Installation via network
One approach would be to use pre-installed firmware by the device manufacturer which allows to download and install a specific device image. This would still need manual work (power and network connections), but would definitely be more automated. However, at least the Intel NUC (used in Smart Building as gateway hardware) does not come with such firmware.
Another possibility would be to perform a PXE boot with a minimal Linux system which then executes something like curl -L https://www.example.com/our-system-software.iso | dd of=/dev/sda. It is similar to the previous approach but does not require pre-installed firmware (except PXE/BIOS/UEFI, of course). This would actually be an advancement compared to manual copying, but would still require powering up every device once and also requires a special provisioning network (PXE, TFTP server, VLAN management, etc.). So there is still at least some degree of manual work needed.
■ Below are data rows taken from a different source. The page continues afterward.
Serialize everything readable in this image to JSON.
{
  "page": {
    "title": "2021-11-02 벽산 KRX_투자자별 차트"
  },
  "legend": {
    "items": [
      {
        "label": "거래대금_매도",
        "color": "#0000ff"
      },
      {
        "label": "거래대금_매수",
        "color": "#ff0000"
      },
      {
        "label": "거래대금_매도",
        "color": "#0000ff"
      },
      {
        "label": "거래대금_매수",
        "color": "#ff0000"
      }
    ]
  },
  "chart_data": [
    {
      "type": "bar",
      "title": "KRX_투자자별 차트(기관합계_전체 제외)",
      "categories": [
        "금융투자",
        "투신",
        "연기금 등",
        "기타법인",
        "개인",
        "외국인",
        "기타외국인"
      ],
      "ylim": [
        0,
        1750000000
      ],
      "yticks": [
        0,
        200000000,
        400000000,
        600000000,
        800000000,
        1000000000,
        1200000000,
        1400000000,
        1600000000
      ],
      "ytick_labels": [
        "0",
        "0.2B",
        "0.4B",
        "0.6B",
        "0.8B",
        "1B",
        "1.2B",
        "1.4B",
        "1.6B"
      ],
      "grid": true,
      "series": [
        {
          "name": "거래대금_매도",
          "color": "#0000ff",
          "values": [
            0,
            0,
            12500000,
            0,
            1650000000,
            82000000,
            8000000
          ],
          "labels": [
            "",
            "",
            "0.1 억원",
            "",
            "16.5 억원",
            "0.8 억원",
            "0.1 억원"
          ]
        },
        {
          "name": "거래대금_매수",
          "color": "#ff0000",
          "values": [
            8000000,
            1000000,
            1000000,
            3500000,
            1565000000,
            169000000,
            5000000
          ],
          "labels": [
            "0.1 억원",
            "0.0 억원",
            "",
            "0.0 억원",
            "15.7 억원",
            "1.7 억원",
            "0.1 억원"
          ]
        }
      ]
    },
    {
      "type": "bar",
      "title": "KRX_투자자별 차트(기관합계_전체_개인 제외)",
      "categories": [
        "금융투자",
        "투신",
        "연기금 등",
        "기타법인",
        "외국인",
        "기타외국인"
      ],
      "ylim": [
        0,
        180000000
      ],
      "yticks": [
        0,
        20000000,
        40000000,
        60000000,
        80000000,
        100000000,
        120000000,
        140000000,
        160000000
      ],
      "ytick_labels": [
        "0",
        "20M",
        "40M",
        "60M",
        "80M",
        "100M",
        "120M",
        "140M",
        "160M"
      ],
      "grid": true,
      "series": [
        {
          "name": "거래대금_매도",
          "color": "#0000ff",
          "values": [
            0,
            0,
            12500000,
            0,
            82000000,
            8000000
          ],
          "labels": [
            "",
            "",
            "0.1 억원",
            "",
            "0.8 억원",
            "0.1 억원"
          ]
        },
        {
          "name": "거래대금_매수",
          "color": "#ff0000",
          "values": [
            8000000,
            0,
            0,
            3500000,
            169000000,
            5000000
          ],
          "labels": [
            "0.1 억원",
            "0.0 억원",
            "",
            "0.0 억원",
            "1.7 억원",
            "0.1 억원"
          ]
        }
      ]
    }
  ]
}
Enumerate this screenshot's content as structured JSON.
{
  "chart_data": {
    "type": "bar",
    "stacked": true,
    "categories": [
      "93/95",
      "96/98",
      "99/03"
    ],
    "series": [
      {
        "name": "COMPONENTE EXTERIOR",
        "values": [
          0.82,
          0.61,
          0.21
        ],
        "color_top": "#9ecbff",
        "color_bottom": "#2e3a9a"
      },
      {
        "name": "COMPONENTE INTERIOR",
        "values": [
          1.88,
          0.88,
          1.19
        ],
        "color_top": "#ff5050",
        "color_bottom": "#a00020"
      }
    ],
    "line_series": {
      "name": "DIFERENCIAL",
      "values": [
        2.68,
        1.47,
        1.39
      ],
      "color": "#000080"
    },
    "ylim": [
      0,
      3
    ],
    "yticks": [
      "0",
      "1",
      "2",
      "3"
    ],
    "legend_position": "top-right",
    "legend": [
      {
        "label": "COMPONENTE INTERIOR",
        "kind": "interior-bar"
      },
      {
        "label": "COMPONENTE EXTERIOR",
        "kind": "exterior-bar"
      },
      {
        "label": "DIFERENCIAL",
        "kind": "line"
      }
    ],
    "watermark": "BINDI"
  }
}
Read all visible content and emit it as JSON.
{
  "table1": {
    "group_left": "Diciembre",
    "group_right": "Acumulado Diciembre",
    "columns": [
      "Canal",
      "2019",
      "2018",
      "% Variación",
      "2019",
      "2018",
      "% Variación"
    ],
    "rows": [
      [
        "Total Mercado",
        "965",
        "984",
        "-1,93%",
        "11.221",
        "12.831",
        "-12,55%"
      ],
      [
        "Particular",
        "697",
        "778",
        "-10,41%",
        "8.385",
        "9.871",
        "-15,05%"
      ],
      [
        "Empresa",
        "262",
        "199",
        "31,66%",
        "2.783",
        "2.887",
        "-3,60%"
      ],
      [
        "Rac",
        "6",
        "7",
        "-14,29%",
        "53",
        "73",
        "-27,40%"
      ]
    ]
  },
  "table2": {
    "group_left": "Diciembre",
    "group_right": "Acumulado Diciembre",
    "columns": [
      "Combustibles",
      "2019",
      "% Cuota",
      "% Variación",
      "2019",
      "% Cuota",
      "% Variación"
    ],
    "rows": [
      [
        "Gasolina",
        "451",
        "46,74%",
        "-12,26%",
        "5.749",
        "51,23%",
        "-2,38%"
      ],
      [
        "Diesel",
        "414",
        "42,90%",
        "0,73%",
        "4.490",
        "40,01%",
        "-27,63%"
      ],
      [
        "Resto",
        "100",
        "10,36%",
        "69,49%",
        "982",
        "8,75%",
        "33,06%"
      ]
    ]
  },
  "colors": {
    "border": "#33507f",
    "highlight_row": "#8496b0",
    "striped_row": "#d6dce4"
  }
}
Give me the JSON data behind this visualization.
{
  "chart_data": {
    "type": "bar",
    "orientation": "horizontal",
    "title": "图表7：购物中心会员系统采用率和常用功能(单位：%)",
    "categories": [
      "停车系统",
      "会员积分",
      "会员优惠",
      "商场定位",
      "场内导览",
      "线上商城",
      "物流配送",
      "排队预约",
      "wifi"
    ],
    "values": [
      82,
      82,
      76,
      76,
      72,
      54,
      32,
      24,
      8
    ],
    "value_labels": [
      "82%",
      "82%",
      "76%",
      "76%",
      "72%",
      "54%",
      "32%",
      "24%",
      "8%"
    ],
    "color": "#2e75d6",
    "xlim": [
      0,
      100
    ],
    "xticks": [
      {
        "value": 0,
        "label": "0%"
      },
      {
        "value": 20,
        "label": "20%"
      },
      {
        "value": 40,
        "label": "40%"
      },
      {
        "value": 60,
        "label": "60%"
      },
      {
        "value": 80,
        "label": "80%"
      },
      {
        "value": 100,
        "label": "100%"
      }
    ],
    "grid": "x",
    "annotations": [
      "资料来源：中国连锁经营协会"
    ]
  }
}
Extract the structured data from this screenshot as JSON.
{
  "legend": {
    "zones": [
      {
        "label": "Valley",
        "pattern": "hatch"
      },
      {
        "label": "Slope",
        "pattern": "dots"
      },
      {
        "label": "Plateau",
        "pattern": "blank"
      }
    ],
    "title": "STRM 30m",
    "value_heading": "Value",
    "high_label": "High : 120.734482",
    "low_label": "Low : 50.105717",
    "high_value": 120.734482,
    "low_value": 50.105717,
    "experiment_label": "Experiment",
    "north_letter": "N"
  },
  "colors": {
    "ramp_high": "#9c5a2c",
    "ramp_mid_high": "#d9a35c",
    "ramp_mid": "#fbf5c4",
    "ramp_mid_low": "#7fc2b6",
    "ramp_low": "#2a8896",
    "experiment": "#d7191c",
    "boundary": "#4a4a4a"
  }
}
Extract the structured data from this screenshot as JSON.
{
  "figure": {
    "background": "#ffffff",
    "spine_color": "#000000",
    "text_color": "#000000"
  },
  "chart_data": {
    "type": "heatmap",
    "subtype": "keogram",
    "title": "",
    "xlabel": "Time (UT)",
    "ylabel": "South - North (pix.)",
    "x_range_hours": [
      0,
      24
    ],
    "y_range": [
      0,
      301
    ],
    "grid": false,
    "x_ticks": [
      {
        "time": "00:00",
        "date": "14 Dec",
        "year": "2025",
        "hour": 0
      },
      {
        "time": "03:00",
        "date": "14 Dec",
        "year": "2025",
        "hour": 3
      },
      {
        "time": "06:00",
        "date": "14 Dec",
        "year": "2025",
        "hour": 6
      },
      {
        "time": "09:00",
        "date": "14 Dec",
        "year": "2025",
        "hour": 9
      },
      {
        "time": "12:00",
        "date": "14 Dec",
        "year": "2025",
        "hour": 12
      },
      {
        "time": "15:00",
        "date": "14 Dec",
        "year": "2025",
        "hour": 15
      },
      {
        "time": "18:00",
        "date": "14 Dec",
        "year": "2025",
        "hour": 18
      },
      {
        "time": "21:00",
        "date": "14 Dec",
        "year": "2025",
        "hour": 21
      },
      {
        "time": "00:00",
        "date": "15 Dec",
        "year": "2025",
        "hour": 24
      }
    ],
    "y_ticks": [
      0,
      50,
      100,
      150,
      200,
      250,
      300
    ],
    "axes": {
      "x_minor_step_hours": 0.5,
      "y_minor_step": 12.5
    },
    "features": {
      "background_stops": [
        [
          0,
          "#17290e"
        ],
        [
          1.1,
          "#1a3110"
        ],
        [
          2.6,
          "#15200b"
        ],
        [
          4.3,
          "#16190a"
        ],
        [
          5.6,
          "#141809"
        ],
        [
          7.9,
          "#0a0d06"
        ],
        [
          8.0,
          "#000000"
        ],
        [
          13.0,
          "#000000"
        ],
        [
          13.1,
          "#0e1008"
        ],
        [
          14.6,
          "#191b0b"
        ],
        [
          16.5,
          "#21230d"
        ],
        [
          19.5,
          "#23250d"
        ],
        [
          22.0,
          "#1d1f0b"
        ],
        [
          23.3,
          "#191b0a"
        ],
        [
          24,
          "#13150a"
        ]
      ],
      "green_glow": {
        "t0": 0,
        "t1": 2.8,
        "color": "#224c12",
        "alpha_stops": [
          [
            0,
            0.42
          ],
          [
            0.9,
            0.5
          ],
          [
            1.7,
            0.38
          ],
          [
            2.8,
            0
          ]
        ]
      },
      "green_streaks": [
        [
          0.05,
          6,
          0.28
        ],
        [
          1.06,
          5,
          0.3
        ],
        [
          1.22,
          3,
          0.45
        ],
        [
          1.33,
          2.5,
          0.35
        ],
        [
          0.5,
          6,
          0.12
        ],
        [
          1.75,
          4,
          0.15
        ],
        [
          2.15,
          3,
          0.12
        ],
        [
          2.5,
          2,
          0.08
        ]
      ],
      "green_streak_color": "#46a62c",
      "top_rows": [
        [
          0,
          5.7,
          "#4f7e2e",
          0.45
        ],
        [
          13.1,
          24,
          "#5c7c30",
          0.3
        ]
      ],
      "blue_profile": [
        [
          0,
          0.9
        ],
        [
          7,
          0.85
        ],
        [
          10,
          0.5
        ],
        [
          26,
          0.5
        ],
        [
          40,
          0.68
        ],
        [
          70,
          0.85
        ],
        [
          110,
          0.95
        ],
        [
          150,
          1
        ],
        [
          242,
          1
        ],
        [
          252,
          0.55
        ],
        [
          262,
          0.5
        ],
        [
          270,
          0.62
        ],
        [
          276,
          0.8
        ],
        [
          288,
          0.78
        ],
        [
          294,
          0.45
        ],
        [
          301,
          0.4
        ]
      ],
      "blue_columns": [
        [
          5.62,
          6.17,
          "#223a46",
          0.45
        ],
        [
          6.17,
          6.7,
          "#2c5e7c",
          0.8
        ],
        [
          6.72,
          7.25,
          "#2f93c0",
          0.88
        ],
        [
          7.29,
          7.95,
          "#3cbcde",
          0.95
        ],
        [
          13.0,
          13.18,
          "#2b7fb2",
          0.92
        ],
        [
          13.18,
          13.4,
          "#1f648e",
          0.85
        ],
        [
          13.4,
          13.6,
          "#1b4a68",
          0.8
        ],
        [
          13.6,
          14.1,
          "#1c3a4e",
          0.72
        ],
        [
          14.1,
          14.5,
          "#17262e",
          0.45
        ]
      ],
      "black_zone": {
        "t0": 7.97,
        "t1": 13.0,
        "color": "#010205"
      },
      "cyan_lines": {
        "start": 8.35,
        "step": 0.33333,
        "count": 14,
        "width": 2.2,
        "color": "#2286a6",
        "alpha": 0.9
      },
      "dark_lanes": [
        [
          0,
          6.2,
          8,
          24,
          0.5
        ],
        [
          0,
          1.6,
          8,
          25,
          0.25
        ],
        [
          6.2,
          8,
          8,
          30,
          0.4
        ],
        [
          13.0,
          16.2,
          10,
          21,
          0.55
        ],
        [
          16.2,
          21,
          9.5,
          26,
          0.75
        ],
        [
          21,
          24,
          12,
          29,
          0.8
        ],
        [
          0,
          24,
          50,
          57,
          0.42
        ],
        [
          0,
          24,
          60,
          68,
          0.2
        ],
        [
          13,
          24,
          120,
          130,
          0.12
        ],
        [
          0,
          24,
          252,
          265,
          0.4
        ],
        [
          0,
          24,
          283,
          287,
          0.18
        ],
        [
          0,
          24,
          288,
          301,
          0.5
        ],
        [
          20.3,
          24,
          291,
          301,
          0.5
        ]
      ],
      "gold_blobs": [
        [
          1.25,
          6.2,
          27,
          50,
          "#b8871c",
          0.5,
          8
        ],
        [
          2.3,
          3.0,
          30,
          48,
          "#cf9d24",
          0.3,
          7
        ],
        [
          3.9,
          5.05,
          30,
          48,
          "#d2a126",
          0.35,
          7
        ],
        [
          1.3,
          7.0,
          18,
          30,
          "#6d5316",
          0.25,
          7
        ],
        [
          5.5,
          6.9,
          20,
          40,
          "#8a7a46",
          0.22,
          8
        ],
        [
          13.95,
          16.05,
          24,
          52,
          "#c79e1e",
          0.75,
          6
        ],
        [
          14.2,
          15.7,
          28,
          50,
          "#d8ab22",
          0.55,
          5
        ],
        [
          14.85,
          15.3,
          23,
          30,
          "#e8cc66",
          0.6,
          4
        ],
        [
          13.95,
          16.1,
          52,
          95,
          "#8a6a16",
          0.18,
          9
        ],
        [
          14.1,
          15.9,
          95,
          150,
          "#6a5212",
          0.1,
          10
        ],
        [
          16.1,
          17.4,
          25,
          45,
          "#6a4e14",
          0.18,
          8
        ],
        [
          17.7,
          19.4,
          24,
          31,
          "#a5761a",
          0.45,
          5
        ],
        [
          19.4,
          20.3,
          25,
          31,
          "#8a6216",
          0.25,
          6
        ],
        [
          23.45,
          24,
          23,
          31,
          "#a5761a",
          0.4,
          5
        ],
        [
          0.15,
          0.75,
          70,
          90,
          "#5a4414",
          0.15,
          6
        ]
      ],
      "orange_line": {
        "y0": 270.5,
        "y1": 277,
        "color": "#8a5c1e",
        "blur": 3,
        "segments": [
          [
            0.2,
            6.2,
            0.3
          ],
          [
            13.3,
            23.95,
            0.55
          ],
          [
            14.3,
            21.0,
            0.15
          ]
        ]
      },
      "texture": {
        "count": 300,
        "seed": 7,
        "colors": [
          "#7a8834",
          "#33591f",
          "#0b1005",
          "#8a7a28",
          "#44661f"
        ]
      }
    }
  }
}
Hardware vendor assistance
For this problem to be solved properly, i.e., to gain a maximum degree of automation, we would require control over the hardware manufacturing process itself or provisioning assistance from the hardware vendor.
With the help of the hardware manufacturer, preloading our final image becomes possible, or some other assistance from the hardware vendor may be offered, e.g., an automatable provisioning tool, or the aforementioned “factory mode“ (pre-installed firmware). Big vendors like Apple use those processes to produce millions of devices in order to get them straight into the hands of their customers.
Mender developer Northern.tech provided us with an example of such an integration, where one of their customers has set up Zero Touch Provisioning using NXP EdgeLock, Mender, and Azure Device Provisioning Service. Each device has its own mTLS key-pair embedded into the EdgeLock secure element for authentication with Mender. An initial image is contained on the device storage from the factory.
In conclusion, to solve this problem properly, cooperation with the hardware vendor is significantly important. Its service offerings can be used to provide them with a custom image, which will then be flashed onto the device during manufacturing.
However, for IoT projects where the device fleet is manageable, a simple PXE environment might be the best and most cost-effective option.
We have taken a look at the architecture of the Smart Building project at inovex, considering the general purpose as well as the client and server deployments and their rough interaction.
Knowing the overall structure, we then observed possible optimizations enabled by new features in the software stack, namely the removal of complexity in our custom provisioning software, and the replacement of the gateway’s SSH server for debugging with a smaller attack surface and less management overhead.
Lastly, we thought about how to optimize the process of installing the final system image onto target hardware and considered one real-world example used in production.